A microdiversity study of anammox bacteria reveals a novel Candidatus Scalindua phylotype in marine oxygen minimum zones.

The anaerobic oxidation of ammonium (anammox) contributes significantly to the global loss of fixed nitrogen and is carried out by a deep branching monophyletic group of bacteria within the phylum Planctomycetes. Various studies have implicated anammox to be the most important process responsible for the nitrogen loss in the marine oxygen minimum zones (OMZs) with a low diversity of marine anammox bacteria. This comprehensive study investigated the anammox bacteria in the suboxic zone of the Black Sea and in three major OMZs (off Namibia, Peru and in the Arabian Sea).
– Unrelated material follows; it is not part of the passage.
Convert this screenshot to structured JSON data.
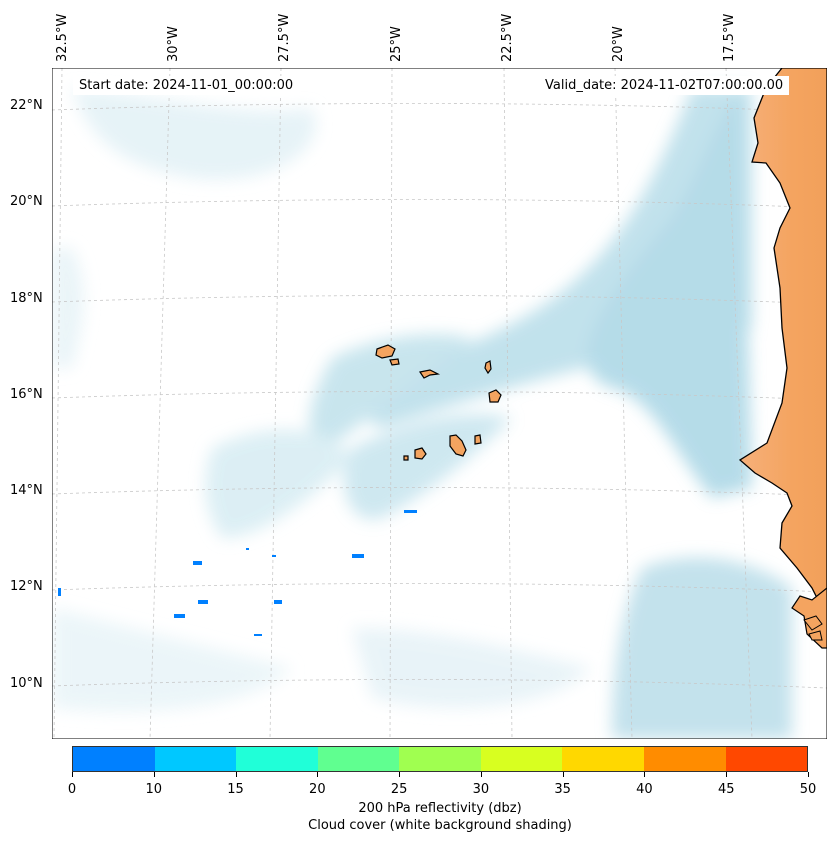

The diversity and population composition of anammox bacteria were investigated by both, the 16S rRNA gene sequences and the 16S-23S rRNA internal transcribed spacer (ITS). Our results showed that the anammox bacterial sequences of the investigated samples were all closely related to the Candidatus Scalindua genus. However, a greater microdiversity of marine anammox bacteria than previously assumed was observed. Both phylogenetic markers supported the classification of all sequences in two distinct anammox bacterial phylotypes: Candidatus Scalindua clades 1 and 2. Scalindua 1 could be further divided into four distinct clusters, all comprised of sequences from either the Namibian or the Peruvian OMZ. Scalindua 2 consisted of sequences from the Arabian Sea and the Peruvian OMZ and included one previously published 16S rRNA gene sequence from Lake Tanganyika and one from South China Sea sediment (97.9-99.4% sequence identity). This cluster showed only <or= 97% sequence identity to other known Candidatus Scalindua species. Based on 16S rRNA gene and ITS sequences we propose that the anammox bacteria of Scalindua clade 2 represent a novel anammox bacterial species, for which the name Candidatus Scalindua arabica is proposed. As sequences of this new cluster were found in the Arabian Sea, the Peruvian OMZ, in Lake Tanganyika and in South China sediment, we assume a global distribution of Candidatus Scalindua arabica as it is observed for Candidatus Scalindua sorokinii/brodae (or Scalindua clade 1).